24. September 2016

Das Echo der verlorenen Dinge von Anita Shreve


Autor: Anita Shreve | Titel: Das Echo der verlorenen Dinge | Roman | ISBN 978-3-492309325 | PIPER | 01. Juli 2016 | Taschenbuch mit flexiblem Einband | 304 Seiten

Eines Tages wacht Schwester Stella Bain in einem Lazarett in Frankreich auf. Alles woran sie sich erinnern kann ist ihr Name wie ein fernes Echo und die Tatsache, dass sie Krankenschwester ist. Ansonsten fehlt jede Verbindung zu dem Leben, das sie geführt hat, bevor sie durch eine Granate verwundet worden ist. Als ihre Erinnerungen nicht zurückkehren wollen, ist ihre letzte Hoffnung der Arzt August Bridge, der die verwirrte Frau in sein Haus aufnimmt. Angeregt durch Freuds neuartige Methoden der Psychoanalyse hört er Stella in seinen Sitzungen zu. Außerdem hat sie ein außergewöhnliches Talent zu zeichnen und so strömt ein Bild nach dem anderen aus ihr heraus, welche Dr. Bridge und sie gemeinsam interpretieren: Echos der verlorenen Dinge und zugleich Spuren in die Zukunft.

Eine einschneidende Zäsur in dieser eindringlichen Geschichte ist der Moment, in dem all ihre Erinnerungen und Emotionen auf Stella einstürzen und sie mit einem Mal erkennt, wer sie wirklich ist: Eine Frau, die ihr Land und ihre Kinder verlassen musste. Auch wenn sie in ihrer Heimat auf tiefe Ablenung stößt, ist sie bereit zurückzukehren und um ihre Kinder zu kämpfen.  Sie ist dazu bereit, obwohl auch all die schlechten Erinnerungen sie umhertreiben, wieso sie ihr Land verlassen hat. Darunter ihr liebloser Ehemann, unter dem sie Jahre lang gelitten hat. Ein Grund mehr, weshalb sie London und die Frau, die sie dort gewesen ist, nicht vergessen kann.

Ab diesem Zeitpunkt werden die offenen Fragen in Anita Shreves Geschichte immer spannender, sowohl für Stella, als auch den interessierten Leser. Ist das, was Stella Bain ohne Erinnerungen getan hat, von Bedeutung? Sind all die Empfindungen dieser Zeit real gewesen? Stella steckt plötzlich in einer noch größeren Identitätskrise. Wie kann sie sich sicher sein, welche Frau sie ist? Diejenige vor dem Gedächtnisverlust, die danach, oder etwa beide?

Eine tragische Geschichte, die aber auch voller Hoffnung steckt. Es ist ein ruhiger Roman, in dem nicht die Handlung voranprescht, sondern in dem der Blick auf das Innenleben der Figuren gelenkt wird. Es geht um Neubeginn, um Verlust und Erinnerungen.

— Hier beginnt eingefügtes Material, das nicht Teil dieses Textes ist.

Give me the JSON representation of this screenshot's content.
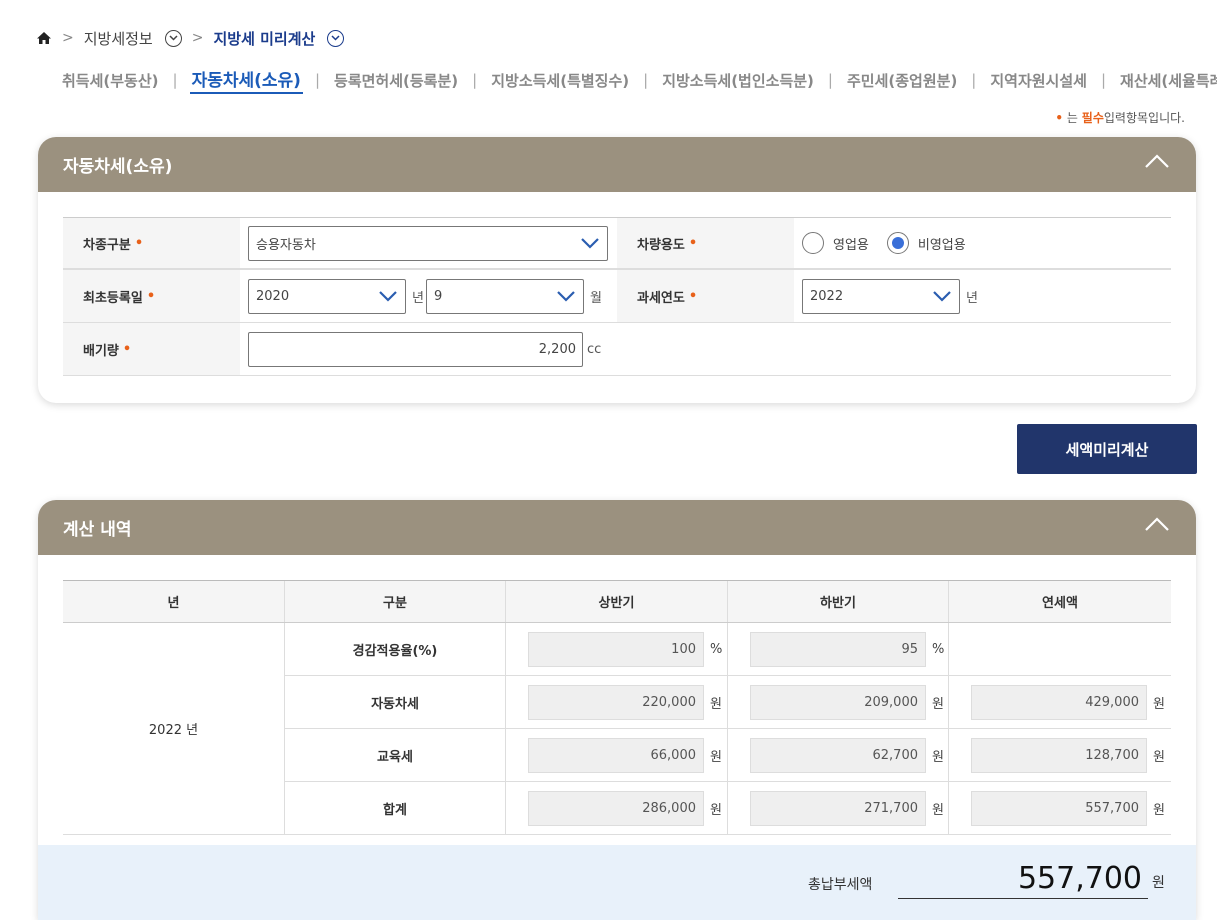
{
  "breadcrumb": {
    "level1": "지방세정보",
    "level2": "지방세 미리계산"
  },
  "tabs": [
    {
      "label": "취득세(부동산)",
      "active": false
    },
    {
      "label": "자동차세(소유)",
      "active": true
    },
    {
      "label": "등록면허세(등록분)",
      "active": false
    },
    {
      "label": "지방소득세(특별징수)",
      "active": false
    },
    {
      "label": "지방소득세(법인소득분)",
      "active": false
    },
    {
      "label": "주민세(종업원분)",
      "active": false
    },
    {
      "label": "지역자원시설세",
      "active": false
    },
    {
      "label": "재산세(세율특례)",
      "active": false
    }
  ],
  "required_note": {
    "dot": "•",
    "prefix": "는",
    "required": "필수",
    "suffix": "입력항목입니다."
  },
  "form_panel": {
    "title": "자동차세(소유)",
    "required_dot": "•",
    "vehicle_type": {
      "label": "차종구분",
      "value": "승용자동차"
    },
    "vehicle_use": {
      "label": "차량용도",
      "options": [
        {
          "label": "영업용",
          "selected": false
        },
        {
          "label": "비영업용",
          "selected": true
        }
      ]
    },
    "first_registration": {
      "label": "최초등록일",
      "year": "2020",
      "year_unit": "년",
      "month": "9",
      "month_unit": "월"
    },
    "tax_year": {
      "label": "과세연도",
      "value": "2022",
      "unit": "년"
    },
    "displacement": {
      "label": "배기량",
      "value": "2,200",
      "unit": "cc"
    }
  },
  "calc_button": {
    "label": "세액미리계산"
  },
  "result_panel": {
    "title": "계산 내역",
    "headers": [
      "년",
      "구분",
      "상반기",
      "하반기",
      "연세액"
    ],
    "year": "2022 년",
    "rows": [
      {
        "label": "경감적용율(%)",
        "first": "100",
        "first_unit": "%",
        "second": "95",
        "second_unit": "%",
        "annual": "",
        "annual_unit": ""
      },
      {
        "label": "자동차세",
        "first": "220,000",
        "first_unit": "원",
        "second": "209,000",
        "second_unit": "원",
        "annual": "429,000",
        "annual_unit": "원"
      },
      {
        "label": "교육세",
        "first": "66,000",
        "first_unit": "원",
        "second": "62,700",
        "second_unit": "원",
        "annual": "128,700",
        "annual_unit": "원"
      },
      {
        "label": "합계",
        "first": "286,000",
        "first_unit": "원",
        "second": "271,700",
        "second_unit": "원",
        "annual": "557,700",
        "annual_unit": "원"
      }
    ],
    "total": {
      "label": "총납부세액",
      "value": "557,700",
      "unit": "원"
    }
  },
  "colors": {
    "panel_header": "#9b917f",
    "button": "#21356b",
    "accent": "#1b5bb8",
    "required": "#e8611a",
    "total_bg": "#e8f1fa"
  }
}
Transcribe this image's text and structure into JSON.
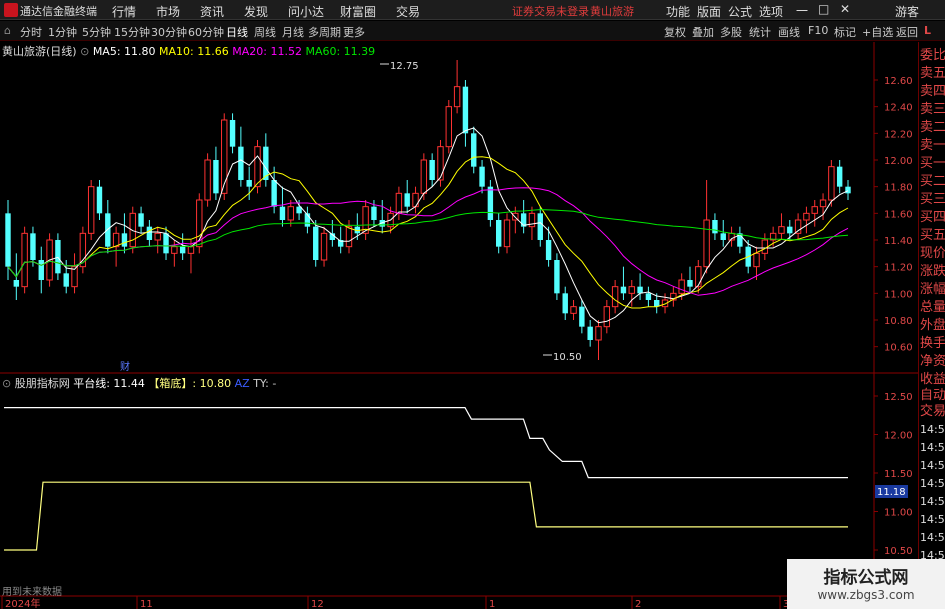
{
  "app": {
    "name": "通达信金融终端",
    "warning": "证券交易未登录",
    "stock_link": "黄山旅游"
  },
  "menu": [
    "行情",
    "市场",
    "资讯",
    "发现",
    "问小达",
    "财富圈",
    "交易"
  ],
  "topright": [
    "功能",
    "版面",
    "公式",
    "选项"
  ],
  "user": "游客",
  "window_buttons": [
    "一",
    "□",
    "✕"
  ],
  "periods": [
    "分时",
    "1分钟",
    "5分钟",
    "15分钟",
    "30分钟",
    "60分钟",
    "日线",
    "周线",
    "月线",
    "多周期",
    "更多"
  ],
  "active_period": "日线",
  "tools": [
    "复权",
    "叠加",
    "多股",
    "统计",
    "画线",
    "F10",
    "标记",
    "+自选",
    "返回"
  ],
  "main_legend": {
    "title": "黄山旅游(日线)",
    "ma5": "MA5: 11.80",
    "ma10": "MA10: 11.66",
    "ma20": "MA20: 11.52",
    "ma60": "MA60: 11.39"
  },
  "sub_legend": {
    "title": "股朋指标网",
    "ptx": "平台线: 11.44",
    "box": "【箱底】: 10.80",
    "az": "AZ",
    "ty": "TY: -"
  },
  "annotations": {
    "high": "12.75",
    "low": "10.50",
    "cai": "财"
  },
  "right_tabs": [
    "委比",
    "卖五",
    "卖四",
    "卖三",
    "卖二",
    "卖一",
    "买一",
    "买二",
    "买三",
    "买四",
    "买五",
    "现价",
    "涨跌",
    "涨幅",
    "总量",
    "外盘",
    "换手",
    "净资",
    "收益",
    "自动",
    "交易",
    "14:56",
    "14:56",
    "14:56",
    "14:56",
    "14:56",
    "14:56",
    "14:56",
    "14:56"
  ],
  "bottom_text": "用到未来数据",
  "current_price_tag": "11.18",
  "x_axis_labels": [
    "2024年",
    "11",
    "12",
    "1",
    "2",
    "3"
  ],
  "colors": {
    "up": "#ff3232",
    "down": "#54ffff",
    "ma5": "#ffffff",
    "ma10": "#ffff00",
    "ma20": "#ff00ff",
    "ma60": "#00e600",
    "platform": "#ffffff",
    "boxbottom": "#ffff80"
  },
  "watermark": {
    "line1": "指标公式网",
    "line2": "www.zbgs3.com"
  },
  "chart_data": [
    {
      "type": "candlestick",
      "title": "黄山旅游(日线)",
      "ylim": [
        10.5,
        12.75
      ],
      "y_ticks": [
        10.6,
        10.8,
        11.0,
        11.2,
        11.4,
        11.6,
        11.8,
        12.0,
        12.2,
        12.4,
        12.6
      ],
      "candles": [
        {
          "o": 11.6,
          "h": 11.7,
          "l": 11.1,
          "c": 11.2
        },
        {
          "o": 11.1,
          "h": 11.3,
          "l": 10.95,
          "c": 11.05
        },
        {
          "o": 11.05,
          "h": 11.5,
          "l": 11.0,
          "c": 11.45
        },
        {
          "o": 11.45,
          "h": 11.5,
          "l": 11.2,
          "c": 11.25
        },
        {
          "o": 11.25,
          "h": 11.35,
          "l": 11.0,
          "c": 11.1
        },
        {
          "o": 11.1,
          "h": 11.45,
          "l": 11.05,
          "c": 11.4
        },
        {
          "o": 11.4,
          "h": 11.45,
          "l": 11.1,
          "c": 11.15
        },
        {
          "o": 11.15,
          "h": 11.25,
          "l": 11.0,
          "c": 11.05
        },
        {
          "o": 11.05,
          "h": 11.3,
          "l": 11.0,
          "c": 11.2
        },
        {
          "o": 11.2,
          "h": 11.5,
          "l": 11.15,
          "c": 11.45
        },
        {
          "o": 11.45,
          "h": 11.85,
          "l": 11.4,
          "c": 11.8
        },
        {
          "o": 11.8,
          "h": 11.85,
          "l": 11.55,
          "c": 11.6
        },
        {
          "o": 11.6,
          "h": 11.7,
          "l": 11.3,
          "c": 11.35
        },
        {
          "o": 11.35,
          "h": 11.5,
          "l": 11.2,
          "c": 11.45
        },
        {
          "o": 11.45,
          "h": 11.6,
          "l": 11.3,
          "c": 11.35
        },
        {
          "o": 11.35,
          "h": 11.65,
          "l": 11.3,
          "c": 11.6
        },
        {
          "o": 11.6,
          "h": 11.65,
          "l": 11.45,
          "c": 11.5
        },
        {
          "o": 11.5,
          "h": 11.55,
          "l": 11.35,
          "c": 11.4
        },
        {
          "o": 11.4,
          "h": 11.5,
          "l": 11.3,
          "c": 11.45
        },
        {
          "o": 11.45,
          "h": 11.5,
          "l": 11.25,
          "c": 11.3
        },
        {
          "o": 11.3,
          "h": 11.4,
          "l": 11.2,
          "c": 11.35
        },
        {
          "o": 11.35,
          "h": 11.45,
          "l": 11.25,
          "c": 11.3
        },
        {
          "o": 11.3,
          "h": 11.4,
          "l": 11.15,
          "c": 11.35
        },
        {
          "o": 11.35,
          "h": 11.75,
          "l": 11.3,
          "c": 11.7
        },
        {
          "o": 11.7,
          "h": 12.05,
          "l": 11.65,
          "c": 12.0
        },
        {
          "o": 12.0,
          "h": 12.1,
          "l": 11.7,
          "c": 11.75
        },
        {
          "o": 11.75,
          "h": 12.35,
          "l": 11.7,
          "c": 12.3
        },
        {
          "o": 12.3,
          "h": 12.35,
          "l": 12.05,
          "c": 12.1
        },
        {
          "o": 12.1,
          "h": 12.25,
          "l": 11.8,
          "c": 11.85
        },
        {
          "o": 11.85,
          "h": 11.95,
          "l": 11.7,
          "c": 11.8
        },
        {
          "o": 11.8,
          "h": 12.15,
          "l": 11.75,
          "c": 12.1
        },
        {
          "o": 12.1,
          "h": 12.2,
          "l": 11.8,
          "c": 11.85
        },
        {
          "o": 11.85,
          "h": 11.95,
          "l": 11.6,
          "c": 11.65
        },
        {
          "o": 11.65,
          "h": 11.8,
          "l": 11.5,
          "c": 11.55
        },
        {
          "o": 11.55,
          "h": 11.7,
          "l": 11.5,
          "c": 11.65
        },
        {
          "o": 11.65,
          "h": 11.7,
          "l": 11.55,
          "c": 11.6
        },
        {
          "o": 11.6,
          "h": 11.65,
          "l": 11.45,
          "c": 11.5
        },
        {
          "o": 11.5,
          "h": 11.55,
          "l": 11.2,
          "c": 11.25
        },
        {
          "o": 11.25,
          "h": 11.5,
          "l": 11.2,
          "c": 11.45
        },
        {
          "o": 11.45,
          "h": 11.55,
          "l": 11.35,
          "c": 11.4
        },
        {
          "o": 11.4,
          "h": 11.5,
          "l": 11.3,
          "c": 11.35
        },
        {
          "o": 11.35,
          "h": 11.55,
          "l": 11.3,
          "c": 11.5
        },
        {
          "o": 11.5,
          "h": 11.6,
          "l": 11.4,
          "c": 11.45
        },
        {
          "o": 11.45,
          "h": 11.7,
          "l": 11.4,
          "c": 11.65
        },
        {
          "o": 11.65,
          "h": 11.7,
          "l": 11.5,
          "c": 11.55
        },
        {
          "o": 11.55,
          "h": 11.7,
          "l": 11.45,
          "c": 11.5
        },
        {
          "o": 11.5,
          "h": 11.65,
          "l": 11.45,
          "c": 11.6
        },
        {
          "o": 11.6,
          "h": 11.8,
          "l": 11.55,
          "c": 11.75
        },
        {
          "o": 11.75,
          "h": 11.85,
          "l": 11.6,
          "c": 11.65
        },
        {
          "o": 11.65,
          "h": 11.8,
          "l": 11.6,
          "c": 11.75
        },
        {
          "o": 11.75,
          "h": 12.05,
          "l": 11.7,
          "c": 12.0
        },
        {
          "o": 12.0,
          "h": 12.05,
          "l": 11.8,
          "c": 11.85
        },
        {
          "o": 11.85,
          "h": 12.15,
          "l": 11.8,
          "c": 12.1
        },
        {
          "o": 12.1,
          "h": 12.45,
          "l": 12.05,
          "c": 12.4
        },
        {
          "o": 12.4,
          "h": 12.75,
          "l": 12.35,
          "c": 12.55
        },
        {
          "o": 12.55,
          "h": 12.6,
          "l": 12.1,
          "c": 12.2
        },
        {
          "o": 12.2,
          "h": 12.25,
          "l": 11.9,
          "c": 11.95
        },
        {
          "o": 11.95,
          "h": 12.0,
          "l": 11.75,
          "c": 11.8
        },
        {
          "o": 11.8,
          "h": 11.85,
          "l": 11.5,
          "c": 11.55
        },
        {
          "o": 11.55,
          "h": 11.6,
          "l": 11.3,
          "c": 11.35
        },
        {
          "o": 11.35,
          "h": 11.6,
          "l": 11.3,
          "c": 11.55
        },
        {
          "o": 11.55,
          "h": 11.65,
          "l": 11.45,
          "c": 11.6
        },
        {
          "o": 11.6,
          "h": 11.7,
          "l": 11.45,
          "c": 11.5
        },
        {
          "o": 11.5,
          "h": 11.65,
          "l": 11.4,
          "c": 11.6
        },
        {
          "o": 11.6,
          "h": 11.65,
          "l": 11.35,
          "c": 11.4
        },
        {
          "o": 11.4,
          "h": 11.5,
          "l": 11.2,
          "c": 11.25
        },
        {
          "o": 11.25,
          "h": 11.3,
          "l": 10.95,
          "c": 11.0
        },
        {
          "o": 11.0,
          "h": 11.05,
          "l": 10.8,
          "c": 10.85
        },
        {
          "o": 10.85,
          "h": 10.95,
          "l": 10.8,
          "c": 10.9
        },
        {
          "o": 10.9,
          "h": 10.95,
          "l": 10.7,
          "c": 10.75
        },
        {
          "o": 10.75,
          "h": 10.8,
          "l": 10.6,
          "c": 10.65
        },
        {
          "o": 10.65,
          "h": 10.8,
          "l": 10.5,
          "c": 10.75
        },
        {
          "o": 10.75,
          "h": 10.95,
          "l": 10.7,
          "c": 10.9
        },
        {
          "o": 10.9,
          "h": 11.1,
          "l": 10.85,
          "c": 11.05
        },
        {
          "o": 11.05,
          "h": 11.2,
          "l": 10.95,
          "c": 11.0
        },
        {
          "o": 11.0,
          "h": 11.1,
          "l": 10.9,
          "c": 11.05
        },
        {
          "o": 11.05,
          "h": 11.15,
          "l": 10.95,
          "c": 11.0
        },
        {
          "o": 11.0,
          "h": 11.05,
          "l": 10.9,
          "c": 10.95
        },
        {
          "o": 10.95,
          "h": 11.0,
          "l": 10.85,
          "c": 10.9
        },
        {
          "o": 10.9,
          "h": 11.0,
          "l": 10.85,
          "c": 10.95
        },
        {
          "o": 10.95,
          "h": 11.05,
          "l": 10.9,
          "c": 11.0
        },
        {
          "o": 11.0,
          "h": 11.15,
          "l": 10.95,
          "c": 11.1
        },
        {
          "o": 11.1,
          "h": 11.2,
          "l": 11.0,
          "c": 11.05
        },
        {
          "o": 11.05,
          "h": 11.25,
          "l": 11.0,
          "c": 11.2
        },
        {
          "o": 11.2,
          "h": 11.85,
          "l": 11.15,
          "c": 11.55
        },
        {
          "o": 11.55,
          "h": 11.6,
          "l": 11.4,
          "c": 11.45
        },
        {
          "o": 11.45,
          "h": 11.55,
          "l": 11.35,
          "c": 11.4
        },
        {
          "o": 11.4,
          "h": 11.5,
          "l": 11.35,
          "c": 11.45
        },
        {
          "o": 11.45,
          "h": 11.5,
          "l": 11.3,
          "c": 11.35
        },
        {
          "o": 11.35,
          "h": 11.4,
          "l": 11.15,
          "c": 11.2
        },
        {
          "o": 11.2,
          "h": 11.35,
          "l": 11.1,
          "c": 11.3
        },
        {
          "o": 11.3,
          "h": 11.45,
          "l": 11.25,
          "c": 11.4
        },
        {
          "o": 11.4,
          "h": 11.5,
          "l": 11.35,
          "c": 11.45
        },
        {
          "o": 11.45,
          "h": 11.6,
          "l": 11.4,
          "c": 11.5
        },
        {
          "o": 11.5,
          "h": 11.55,
          "l": 11.4,
          "c": 11.45
        },
        {
          "o": 11.45,
          "h": 11.6,
          "l": 11.4,
          "c": 11.55
        },
        {
          "o": 11.55,
          "h": 11.65,
          "l": 11.45,
          "c": 11.6
        },
        {
          "o": 11.6,
          "h": 11.7,
          "l": 11.5,
          "c": 11.65
        },
        {
          "o": 11.65,
          "h": 11.75,
          "l": 11.55,
          "c": 11.7
        },
        {
          "o": 11.7,
          "h": 12.0,
          "l": 11.65,
          "c": 11.95
        },
        {
          "o": 11.95,
          "h": 12.0,
          "l": 11.75,
          "c": 11.8
        },
        {
          "o": 11.8,
          "h": 11.85,
          "l": 11.7,
          "c": 11.75
        }
      ]
    },
    {
      "type": "line",
      "title": "股朋指标网",
      "ylim": [
        10.5,
        12.5
      ],
      "y_ticks": [
        10.5,
        11.0,
        11.5,
        12.0,
        12.5
      ],
      "series": [
        {
          "name": "平台线",
          "points": [
            [
              0,
              12.35
            ],
            [
              71,
              12.35
            ],
            [
              72,
              12.2
            ],
            [
              80,
              12.2
            ],
            [
              81,
              11.95
            ],
            [
              83,
              11.95
            ],
            [
              84,
              11.8
            ],
            [
              86,
              11.65
            ],
            [
              89,
              11.65
            ],
            [
              90,
              11.44
            ],
            [
              130,
              11.44
            ]
          ]
        },
        {
          "name": "箱底",
          "points": [
            [
              0,
              10.5
            ],
            [
              5,
              10.5
            ],
            [
              6,
              11.38
            ],
            [
              81,
              11.38
            ],
            [
              82,
              10.8
            ],
            [
              130,
              10.8
            ]
          ]
        }
      ]
    }
  ]
}
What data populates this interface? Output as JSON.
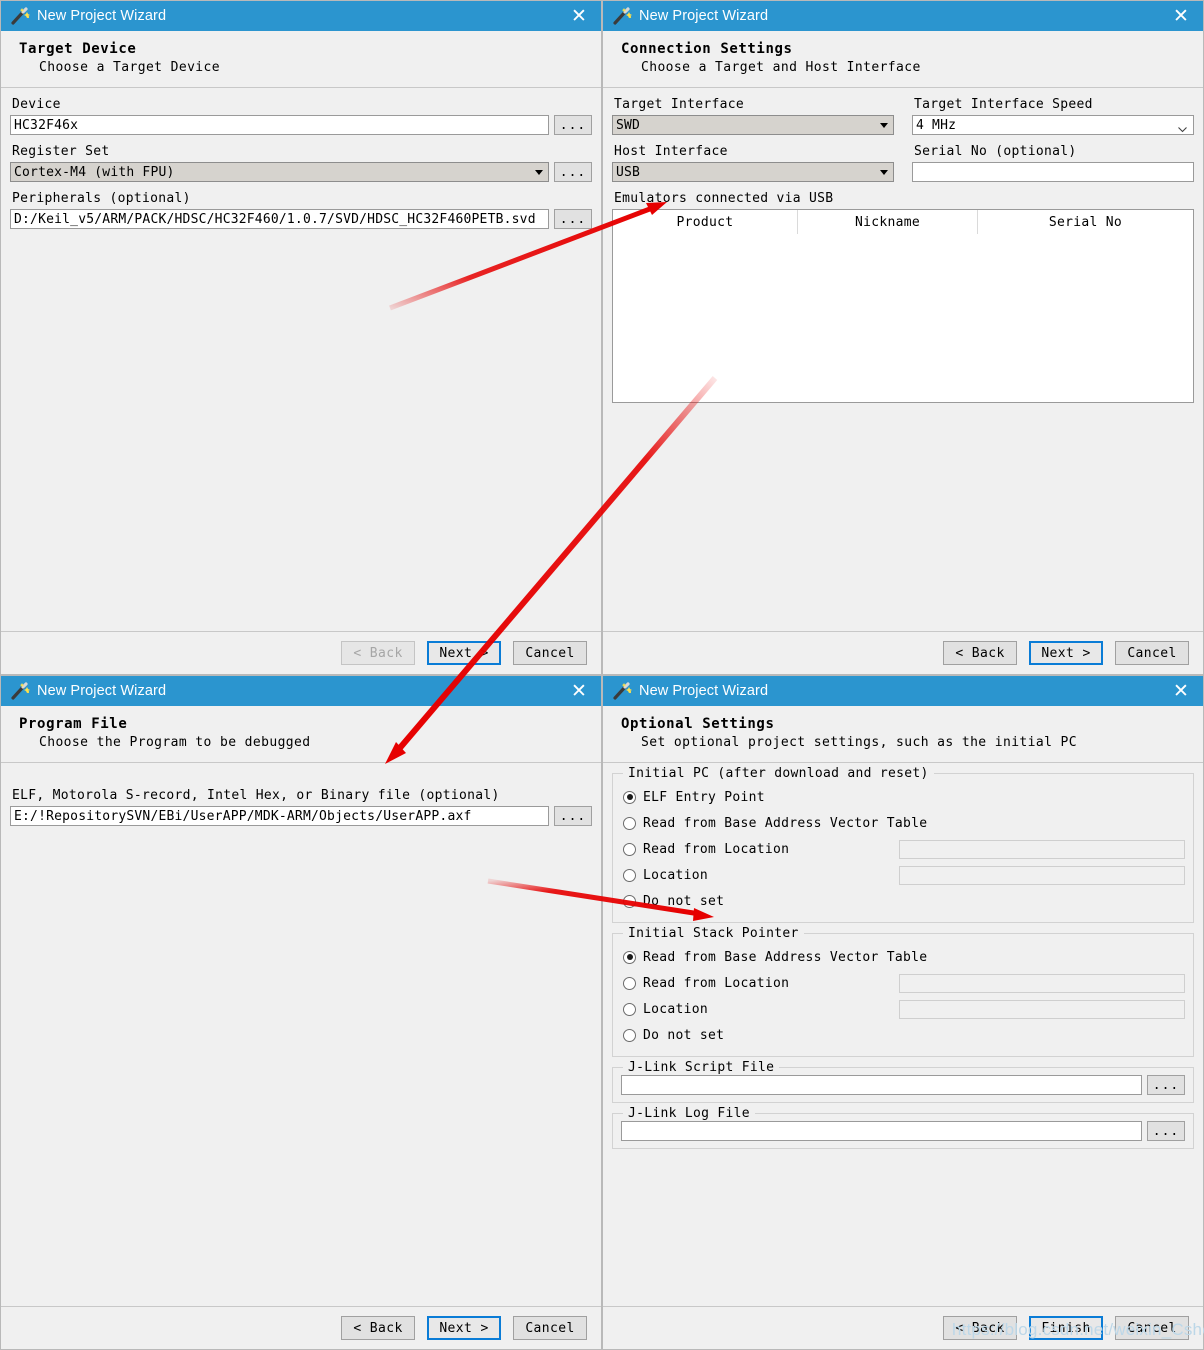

Und um die Frage, inwieweit unsere Vergangenheit und unsere Erinnerungen uns zu dem Menschen formen, der wir sind. Das sind sehr große Fragen in einem kleinen Buch von gerade einmal 300 Seiten, die aber emotional und eindringlich an den Leser herangebracht werden. Shreve schreibt ganz zauberhaft und fordert den Leser als Autorin, was mir immer sehr gut gefällt. Verschiedenen Zeitebenen und Schauplätze, Briefe, Erinnerungen, Bilder... Der Leser ist in der Position die Eindrücke selbst zu sortieren und zusammenzubringen.

Ein Buch ohne viel Tamtam, sondern mit ganz viel Ehrlichkeit und den schönen, leisen Tönen des Lebens. Dennoch hätte ich mir gewünscht, dass bei den einzelnen Charakteren mehr in die Tiefe gegangen und der Prozess der Erinnerungssuche mehr ausgebaut wird.

Ein herzliches Dankeschön geht an den Piper Verlag, der so freundlich war mir ein Leseexemplar von dem "Echo der verlorenen Dinge" bereitzustellen. Merci.